Em agosto de 1968, Caetano e Gil integravam um espetáculo da empresa têxtil Rhodia e planejavam como injetar mais Tropicália no zeitgeist da música brasileira. Um dos grandes projetos era o especial de TV Vida Paixão e Banana do Tropicalismo, escrito por Torquato Neto e José Carlos Capinan para a Rede Globo, com grandioso elenco e anarquias a granel.

Nunca foi o planejado (a Rhodia quis mexer, depois não quis patrocinar, depois a Globo adiou várias vezes a exibição), mas na noite de 23 de agosto de 1968, foi registrado o piloto, na gafieira Som de Cristal, na rua Rêgo Freitas, centro de São Paulo.
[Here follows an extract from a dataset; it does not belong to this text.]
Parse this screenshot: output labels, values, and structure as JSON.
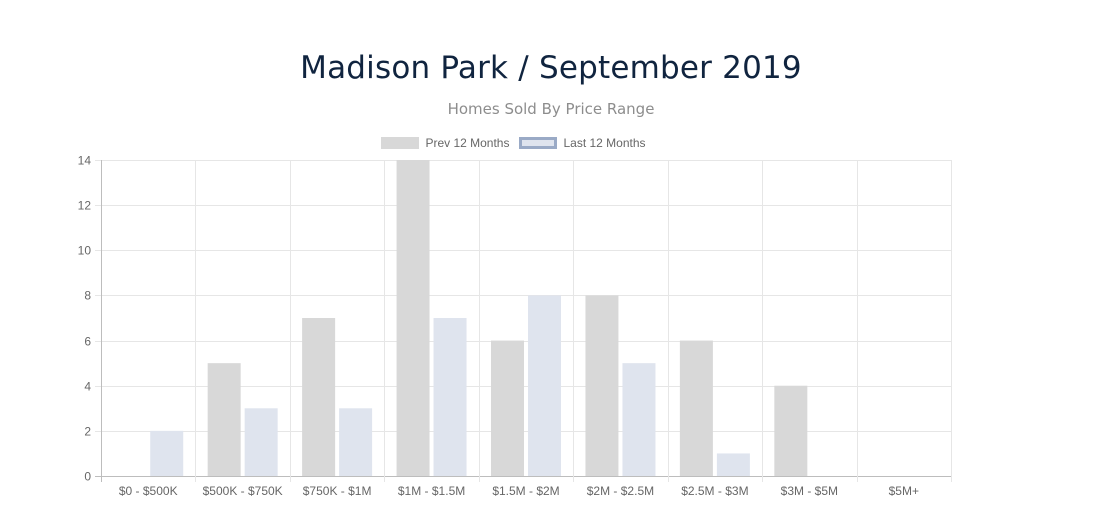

Detalhe muito simbólico é que Vicente Celestino, que passou a tarde no estúdio ensaiando para sua participação, morreu à noite, logo antes de começarem a gravação – primeira vítima fatal da Tropicália.

O que finalmente foi ao ar, no dia 27 de setembro, levou o nome de Direito de Nascer e Morrer do Tropicalismo, hoje só na memória de quem assistiu ou estava presente. Pra posteridade, logo abaixo, as 14 páginas do roteiro original de Torquato e Capinan, com aparições de Chacrinha, Aracy de Almeida, Linda e Dircinha Batista, Nara Leão, Tom Zé, Gal Costa, Grande Otelo, Os Mutantes, Rogério Duprat, Jorge Ben e Dalva de Oliveira – todos presentes na gravação em carne e osso.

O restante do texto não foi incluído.